We walked around a thicket of cat claw and agarita brush and saw the buck backed up to a Mesquite tree. Dylan was standing two feet in front of him barking and growling. My dog had worked himself up so much his mouth had foam coming from it with every bark. The buck had his head lowered and ears laid back flat on his neck. As fast a bullet the buck charged at Dylan but he wasn't fast enough. Dylan side stepped him and snapped the bucks jaw as he went by. This caused the deer to simply turn around and hold his ground more. I said,” Raise and aim your rifle.” With Dylan standing on the opposite side of the deer I kept saying to wait. “Wait, Wait, Wait,” I whispered. Dylan circled around to his favorite place, which is right in front of the buck. NOW I said in an excited voice and the gun cracked loud echoing off of the trees. The buck jumped three feet into the air and bolted past Dylan and to our right. Last we saw of them Dylan was biting the deer's hindquarters as they disappeared into the thicket. 20 seconds later we heard Dylan bark twice and then we could just hear him panting. I said,” Good job Jerry, your buck is down.”

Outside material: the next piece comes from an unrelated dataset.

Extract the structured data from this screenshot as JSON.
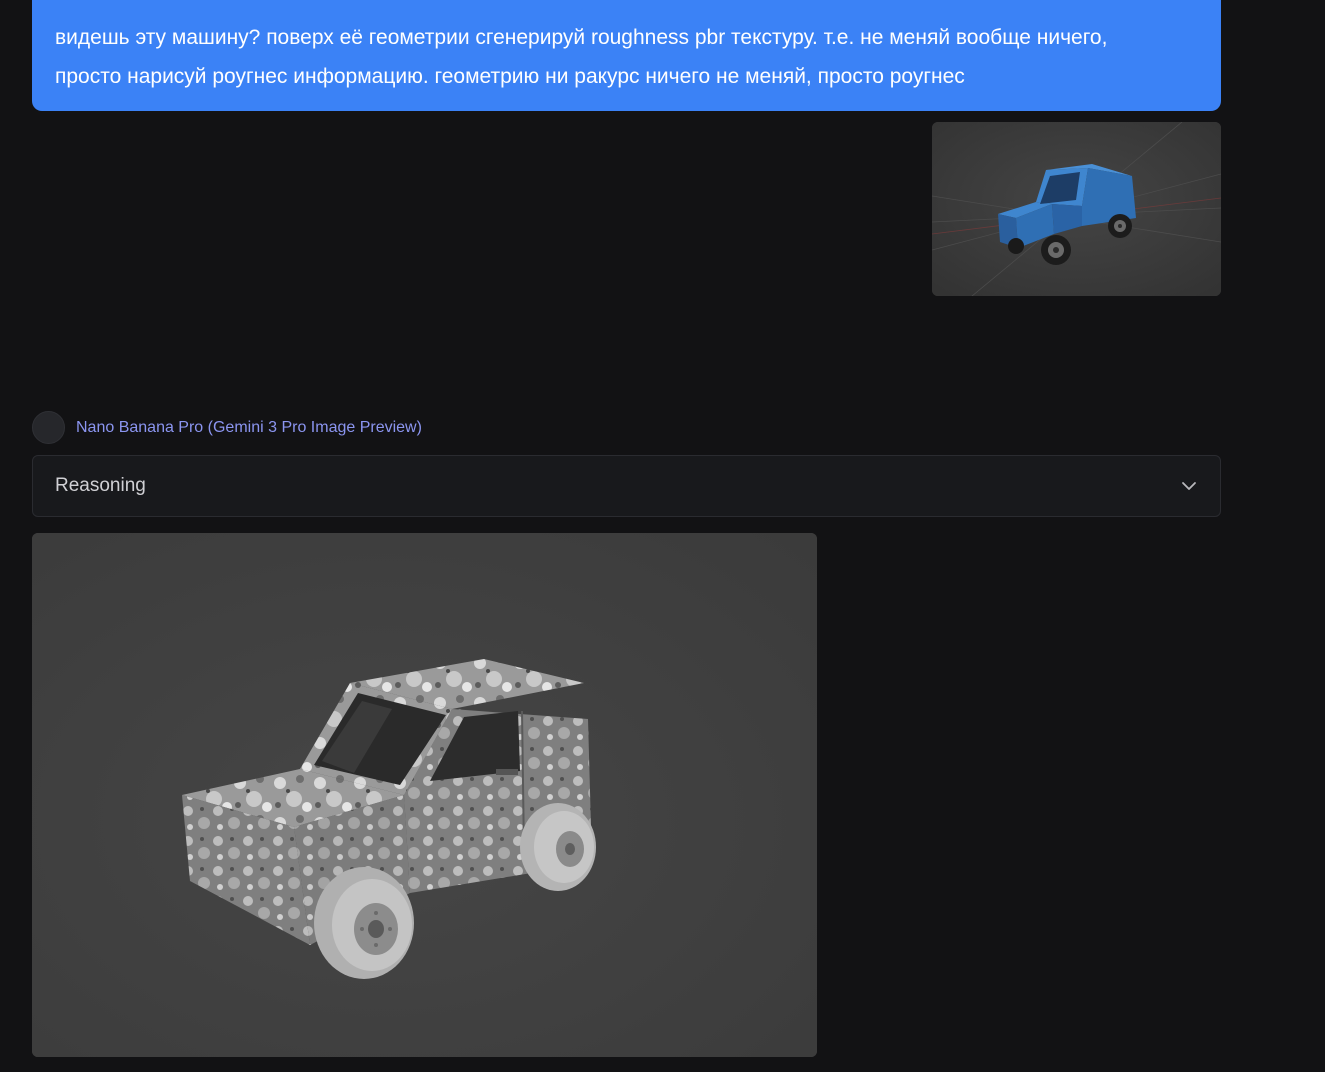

Jerry was ecstatic, unlike most people who take a big buck; he didn't run to the deer. He ran straight to Dylan and literally hugged him. I felt bad because Dylan licked 12 inches of tongue straight up his lips, nose, and forehead. This poor guy now had dog slobber, sweat and deer blood in both eyes. He didn't care, adrenalin levels were far to high to worry about the less then sterile happening. We admired his buck and of course took photographs. He insisted that Dylan be in every photo. This turned out to be a great ending to a less then stellar beginning.

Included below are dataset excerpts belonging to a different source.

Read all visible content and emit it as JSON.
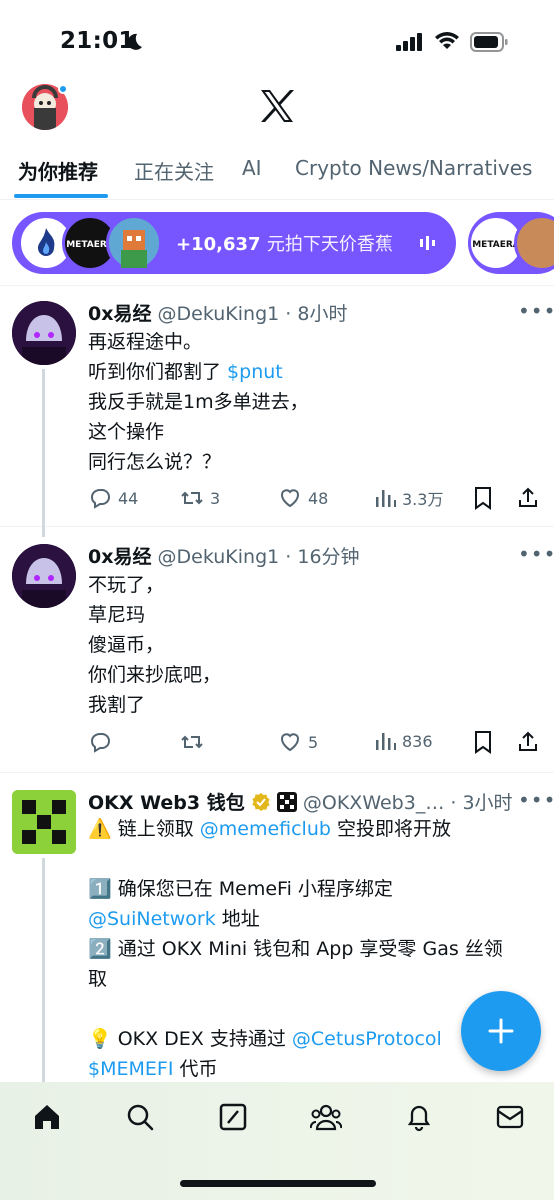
{
  "status_bar": {
    "time": "21:01"
  },
  "header": {
    "logo": "x-logo-icon"
  },
  "tabs": [
    {
      "label": "为你推荐",
      "active": true
    },
    {
      "label": "正在关注",
      "active": false
    },
    {
      "label": "AI",
      "active": false
    },
    {
      "label": "Crypto News/Narratives",
      "active": false
    }
  ],
  "spaces": {
    "listener_count": "+10,637",
    "title": "元拍下天价香蕉",
    "accent": "#7856ff"
  },
  "tweets": [
    {
      "name": "0x易经",
      "meta": "@DekuKing1 · 8小时",
      "lines": [
        "再返程途中。",
        "听到你们都割了 ",
        "我反手就是1m多单进去，",
        "这个操作",
        "同行怎么说？？"
      ],
      "cashtag": "$pnut",
      "replies": "44",
      "reposts": "3",
      "likes": "48",
      "views": "3.3万"
    },
    {
      "name": "0x易经",
      "meta": "@DekuKing1 · 16分钟",
      "lines": [
        "不玩了，",
        "草尼玛",
        "傻逼币，",
        "你们来抄底吧，",
        "我割了"
      ],
      "replies": "",
      "reposts": "",
      "likes": "5",
      "views": "836"
    },
    {
      "name": "OKX Web3 钱包",
      "meta": "@OKXWeb3_… · 3小时",
      "line1_pre": "⚠️ 链上领取 ",
      "line1_link": "@memeficlub",
      "line1_post": " 空投即将开放",
      "line2": "1️⃣ 确保您已在 MemeFi 小程序绑定",
      "line3_link": "@SuiNetwork",
      "line3_post": " 地址",
      "line4": "2️⃣ 通过 OKX Mini 钱包和 App 享受零 Gas 丝领",
      "line5": "取",
      "line6_pre": "💡 OKX DEX 支持通过 ",
      "line6_link": "@CetusProtocol",
      "line7_link": "$MEMEFI",
      "line7_post": " 代币"
    }
  ],
  "colors": {
    "link": "#1d9bf0",
    "text": "#0f1419",
    "muted": "#536471"
  }
}
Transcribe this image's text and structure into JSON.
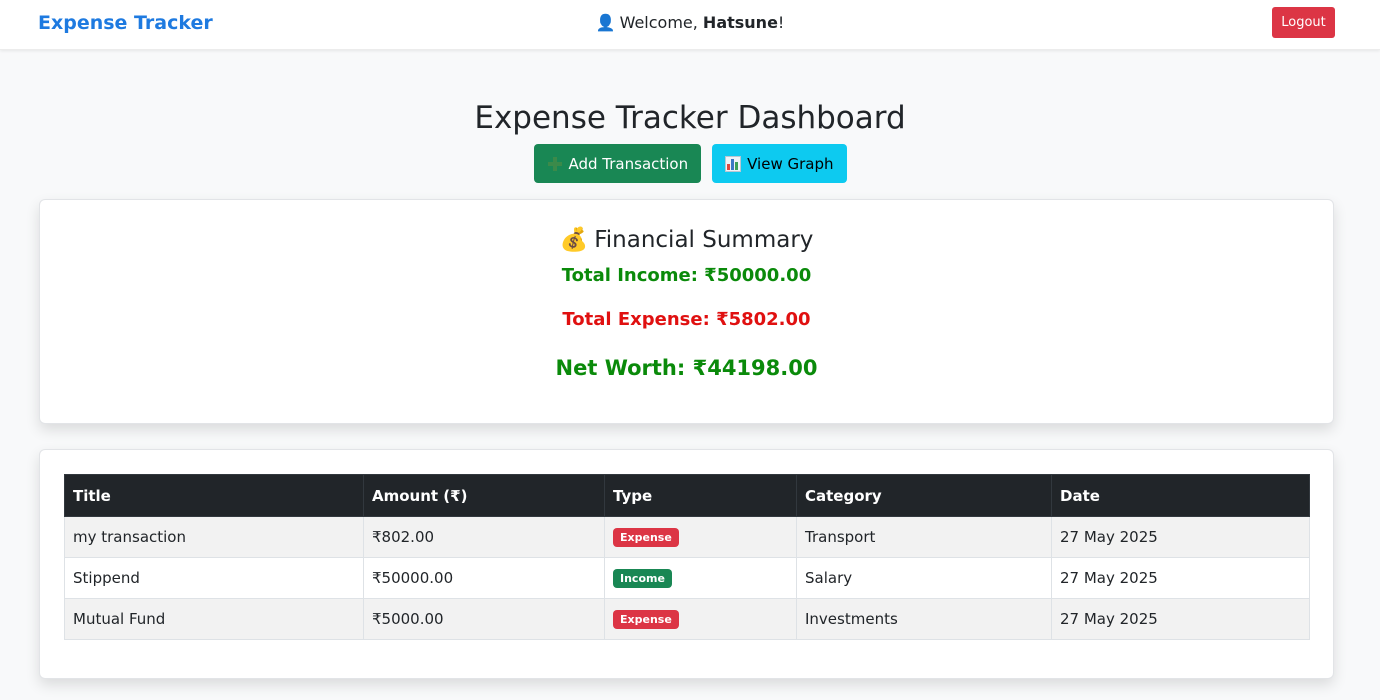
{
  "navbar": {
    "brand": "Expense Tracker",
    "welcome_prefix": "Welcome, ",
    "username": "Hatsune",
    "welcome_suffix": "!",
    "logout_label": "Logout"
  },
  "dashboard": {
    "title": "Expense Tracker Dashboard",
    "add_transaction_label": "Add Transaction",
    "view_graph_label": "View Graph"
  },
  "summary": {
    "title": "Financial Summary",
    "total_income": "Total Income: ₹50000.00",
    "total_expense": "Total Expense: ₹5802.00",
    "net_worth": "Net Worth: ₹44198.00"
  },
  "table": {
    "headers": [
      "Title",
      "Amount (₹)",
      "Type",
      "Category",
      "Date"
    ],
    "rows": [
      {
        "title": "my transaction",
        "amount": "₹802.00",
        "type": "Expense",
        "category": "Transport",
        "date": "27 May 2025"
      },
      {
        "title": "Stippend",
        "amount": "₹50000.00",
        "type": "Income",
        "category": "Salary",
        "date": "27 May 2025"
      },
      {
        "title": "Mutual Fund",
        "amount": "₹5000.00",
        "type": "Expense",
        "category": "Investments",
        "date": "27 May 2025"
      }
    ]
  },
  "colors": {
    "brand": "#1e7ae0",
    "logout": "#dc3545",
    "add_button": "#198754",
    "graph_button": "#0dcaf0",
    "income_text": "#0a8a0a",
    "expense_text": "#e01010",
    "badge_expense": "#dc3545",
    "badge_income": "#198754",
    "table_header": "#212529"
  },
  "icons": {
    "welcome": "user-icon",
    "add": "plus-icon",
    "graph": "bar-chart-icon",
    "summary": "money-bag-icon"
  }
}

Without my dog or one like him I would say that there would have been a less then 10% chance that we would have found the buck. I find it troubling that some states don't allow this kind of wounded animal recovery. A good dog can take almost certain failure and turn into success in minutes. If the dog is bred right they are easy to teach to track blood. In fact, you don't really teach them what to do, you simply show them what not to do. For example, I had to teach Dylan that it was not ok to run deer that were not wounded. Deer that have been shot leave a completely different scent then a non-wounded deer. It took me no more then five scolding over a course of a month to have that problem behind us.
Due to my line of work, I am able to talk with a lot of game wardens in several different states. I have asked them all why they don't allow blood dogs in their states. Out of the 25 or more that I’ve asked all but three have stated that they wish their state would make it legal. They all had a concern that people would use dogs to hunt illegally and state that their dogs were for blood tracking only. I assume that is a legitimate argument but it is easy to catch people doing it wrong. First of all, other hunters are not going to stand for a dog running unwounded game like deer. The word will get out and the wardens can do their jobs.
Simply put, blood dogs will find the deer that you can't or at least most of them. True, if we always made the perfect shot we wouldn't need a dog. But, sometimes we make bad shots for a variety of reasons. It is always nice to be able to say ,”Lets go get Dylan.”